También el riesgo de una tercera guerra mundial, potencialmente nuclear, está ligado a esta dinámica. Los Estados actúan para defender intereses y estructuras de poder, y la guerra se convierte en la expresión extrema de un sistema dominado por el dinero.

Una parte central de la entrevista se refirió a la misión espiritual de Giorgio. Él reiteró que no desea ser el centro, sino que se considera un mensajero, un puente hacia Cristo.

La figura central debe ser siempre Jesucristo: el Hijo de Dios, el maestro, el redentor.

Cristo ha sido descripto no solo como divino, sino profundamente humano.

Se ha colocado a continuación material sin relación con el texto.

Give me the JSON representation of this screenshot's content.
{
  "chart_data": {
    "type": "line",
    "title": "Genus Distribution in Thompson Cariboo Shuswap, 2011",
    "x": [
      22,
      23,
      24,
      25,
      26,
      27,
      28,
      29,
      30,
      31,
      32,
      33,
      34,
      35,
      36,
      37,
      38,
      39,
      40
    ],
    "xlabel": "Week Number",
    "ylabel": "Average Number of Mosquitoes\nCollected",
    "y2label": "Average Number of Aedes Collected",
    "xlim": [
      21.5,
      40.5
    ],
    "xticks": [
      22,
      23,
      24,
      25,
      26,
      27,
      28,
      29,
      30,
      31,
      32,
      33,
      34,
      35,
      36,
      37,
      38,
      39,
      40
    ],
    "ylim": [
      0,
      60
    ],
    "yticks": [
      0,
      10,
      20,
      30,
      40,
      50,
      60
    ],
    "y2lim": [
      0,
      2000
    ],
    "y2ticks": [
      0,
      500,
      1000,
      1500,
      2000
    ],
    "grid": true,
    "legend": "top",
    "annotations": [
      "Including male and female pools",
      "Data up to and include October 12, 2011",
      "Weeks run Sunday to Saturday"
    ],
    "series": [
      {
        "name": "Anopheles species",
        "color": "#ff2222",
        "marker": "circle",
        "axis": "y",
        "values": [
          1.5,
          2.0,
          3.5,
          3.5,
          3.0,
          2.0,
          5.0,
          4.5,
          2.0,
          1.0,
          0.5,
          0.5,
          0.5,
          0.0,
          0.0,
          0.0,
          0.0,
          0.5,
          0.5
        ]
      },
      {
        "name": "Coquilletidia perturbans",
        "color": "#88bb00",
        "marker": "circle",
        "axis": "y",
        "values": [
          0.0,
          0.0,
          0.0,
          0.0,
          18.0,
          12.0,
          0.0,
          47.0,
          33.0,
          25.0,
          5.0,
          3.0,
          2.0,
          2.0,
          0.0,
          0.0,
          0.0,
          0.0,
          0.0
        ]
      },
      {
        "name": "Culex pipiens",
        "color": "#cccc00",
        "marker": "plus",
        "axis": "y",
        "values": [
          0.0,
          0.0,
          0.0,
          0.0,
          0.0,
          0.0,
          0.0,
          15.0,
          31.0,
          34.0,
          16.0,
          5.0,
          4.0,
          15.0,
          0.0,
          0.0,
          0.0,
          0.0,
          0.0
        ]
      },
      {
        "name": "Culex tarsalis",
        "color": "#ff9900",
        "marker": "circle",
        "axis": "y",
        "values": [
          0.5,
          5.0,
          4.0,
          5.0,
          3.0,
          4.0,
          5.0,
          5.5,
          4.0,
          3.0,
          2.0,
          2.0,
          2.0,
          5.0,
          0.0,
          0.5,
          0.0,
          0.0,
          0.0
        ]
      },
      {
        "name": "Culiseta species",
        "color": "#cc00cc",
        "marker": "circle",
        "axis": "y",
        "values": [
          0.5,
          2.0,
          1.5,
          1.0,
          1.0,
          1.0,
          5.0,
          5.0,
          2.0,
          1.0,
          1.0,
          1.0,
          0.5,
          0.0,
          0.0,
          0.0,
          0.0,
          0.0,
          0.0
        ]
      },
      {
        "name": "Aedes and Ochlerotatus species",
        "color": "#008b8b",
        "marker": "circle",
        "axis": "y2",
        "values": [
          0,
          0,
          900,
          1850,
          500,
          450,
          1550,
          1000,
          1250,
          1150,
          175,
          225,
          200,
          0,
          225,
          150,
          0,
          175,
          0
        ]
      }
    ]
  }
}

Un ser que ha amado, sufrido y vivido plenamente la experiencia humana, y precisamente por esto está cerca del hombre y lo comprende.

El retorno de Cristo fue presentado no como una fecha precisa, sino como un proceso ya en curso. Cristo ya está presente a nivel espiritual, a través de signos y manifestaciones. Su revelación pública ocurrirá según la voluntad del Padre.

También se abordaron temas relacionados con el cine y la tecnología. Películas como Terminator, The Abyss (El Abismo) y Encuentros cercanos del tercer tipo fueron mencionadas como posibles anticipaciones intuitivas de la realidad. Asimismo, la inteligencia artificial fue vista como parte de un sistema más amplio.

Por último, Giorgio habló de la verdadera espiritualidad. No basta con conocer o comprender: la espiritualidad auténtica se manifiesta en la acción. En defender la justicia, en sostener a los débiles, en tomar posición frente a la injusticia.

Una espiritualidad pasiva no es verdadera espiritualidad.

Luego subrayó la importancia de la educación de los hijos: no solo la seguridad material, sino valores como el coraje, la justicia y la responsabilidad.

En conclusión, dejó un mensaje simple pero poderoso: no perder nunca el entusiasmo ni el amor por la propia misión espiritual.

Porque todo puede cambiar en la vida, pero nunca debe apagarse el fuego interior que guía hacia la verdad y hacia Dios.